Maria Álvares foi outra companheira de Isabel Dias nos cárceres da inquisição, e que a denunciou perante os inquisidores, na forma seguinte:
— Disse que, no colégio jejuou com Maria Álvares o Tisabeth, que tem dito no começo, não comendo senão à noite e disse que se aparecera o Senhor naquele dia, e outras coisas, de quando em quando, como era dizer que andava em penitência em aflição.(10)
Do libelo apresentado pelo promotor de justiça, retiramos a acusação relacionada com Isabel Dias:
— Além das culpas atrás, sobre que estava já riziado, acresceu à ré agora a culpa de Isabel Dias, de Braga, que diz que cantava diante dela (Maria Álvares) coisas de judia, e ele ré folgava e chorava, que é grande sinal de quem tem ainda lembrança daquelas coisas.

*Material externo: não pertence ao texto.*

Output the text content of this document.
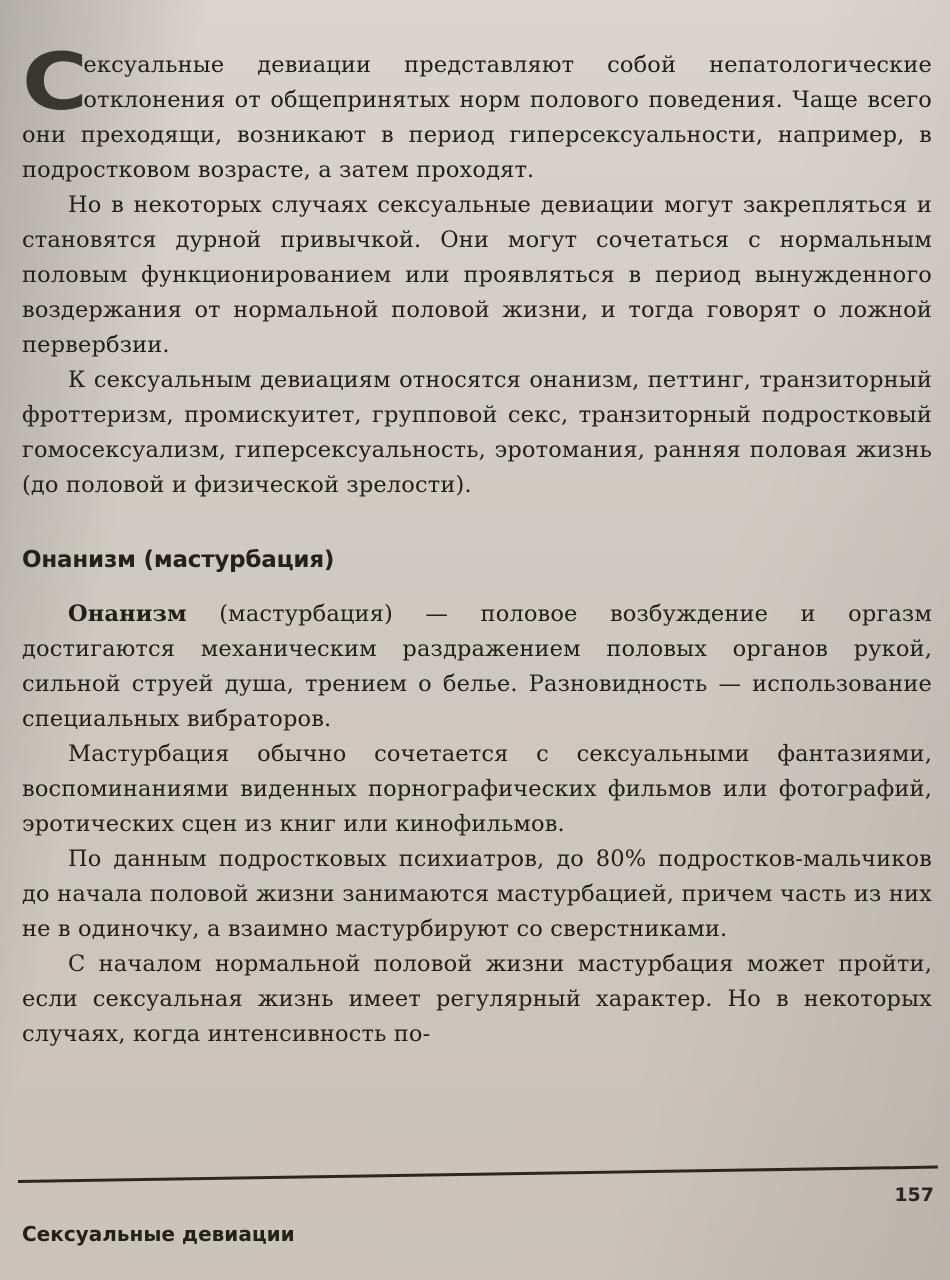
С
ексуальные девиации представляют собой непатологические отклонения от общепринятых норм полового поведения. Чаще всего они преходящи, возникают в период гиперсексуальности, например, в подростковом возрасте, а затем проходят.

Но в некоторых случаях сексуальные девиации могут закрепляться и становятся дурной привычкой. Они могут сочетаться с нормальным половым функционированием или проявляться в период вынужденного воздержания от нормальной половой жизни, и тогда говорят о ложной первербзии.

К сексуальным девиациям относятся онанизм, петтинг, транзиторный фроттеризм, промискуитет, групповой секс, транзиторный подростковый гомосексуализм, гиперсексуальность, эротомания, ранняя половая жизнь (до половой и физической зрелости).

Онанизм (мастурбация)

Онанизм (мастурбация) — половое возбуждение и оргазм достигаются механическим раздражением половых органов рукой, сильной струей душа, трением о белье. Разновидность — использование специальных вибраторов.

Мастурбация обычно сочетается с сексуальными фантазиями, воспоминаниями виденных порнографических фильмов или фотографий, эротических сцен из книг или кинофильмов.

По данным подростковых психиатров, до 80% подростков-мальчиков до начала половой жизни занимаются мастурбацией, причем часть из них не в одиночку, а взаимно мастурбируют со сверстниками.

С началом нормальной половой жизни мастурбация может пройти, если сексуальная жизнь имеет регулярный характер. Но в некоторых случаях, когда интенсивность по-

157
Сексуальные девиации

E diz mais a testemunha que lhe dizia a ré que o Messias havia de vir e que a havia de livrar…(11)
Notas:
1 - Inq. Lisboa, pº 1330, de Isabel Dias.
2 - Pº 1330-L, tif 111.
3 - Idem, tif 107. Se, porventura, pode dizer-se que as celas da inquisição eram fábrica de judeus, o caso de Isabel Dias é verdadeiramente exemplar.
4 - Idem, tif 130.
5 - Idem, ttif. 134-135.
6 - Idem, tif 153. Ver: ANDRADE e GUIMARÃES, Isabel Lopes a estalajadeira de Torre de Moncorvo que esperava a vinda do Messias, in: Terra Quente, de 15.2 2007; IDEM, Nós Trasmontanos, Sefarditas e Marranos, Isabel Lopes (c.1503-depois de 1585), in: Nordeste n.º 1075, de 20.6.2017.
7 - Idem, tif 141.
8 - Inq. Lisboa, pº 13299, de Beatriz Lopes, tif 96.
9 - Lopo de Sousa (1501-1564), alcaide-mor de Bragança, era filho de Pedro de Sousa, da descendência do rei D. Afonso III e de Maria Pinheira, filha de Pedro Esteves Cogomilho, ouvidor da Casa de Bragança, tido como descendente de judeus. Em 1503, Lopo de Sousa era proprietário do edifício que fora sinagoga dos judeus de Bragança, a qual vendeu naquele ano à câmara de Bragança, para servir de cadeia. Ver: ALVES, Francisco Manuel, Memórias Arqueológico Históricas do Distrito de Bragança.
10 - Pº 1330-L, tif 146. Tisabeth será o Tishá B’Av, o 9.º dia do mês de Av, o dia de luto mais pesado e rígido entre os judeus, o culminar de um período de 3 semanas de introspeção e penitência, expiando os pecados e lamentando os 5 acontecimentos mais terríveis da história do povo judeu como foram a destruição do Templo de Jerusalém pelos Babilónios e depois pelos Romanos. É tempo de abstinência e expiação, não devendo comer-se carne ou beber vinho, vestir roupas lavadas e tomar banho. Devem também evitar-se as atividades agradáveis e promotoras de explosões de alegria. É também ocasião de ler o Livro de Job e das Lamentações, não outros, nem mesmo da Torah.
11 - Inq. Lisboa, pº 2893, de Maria Álvares, tif 155.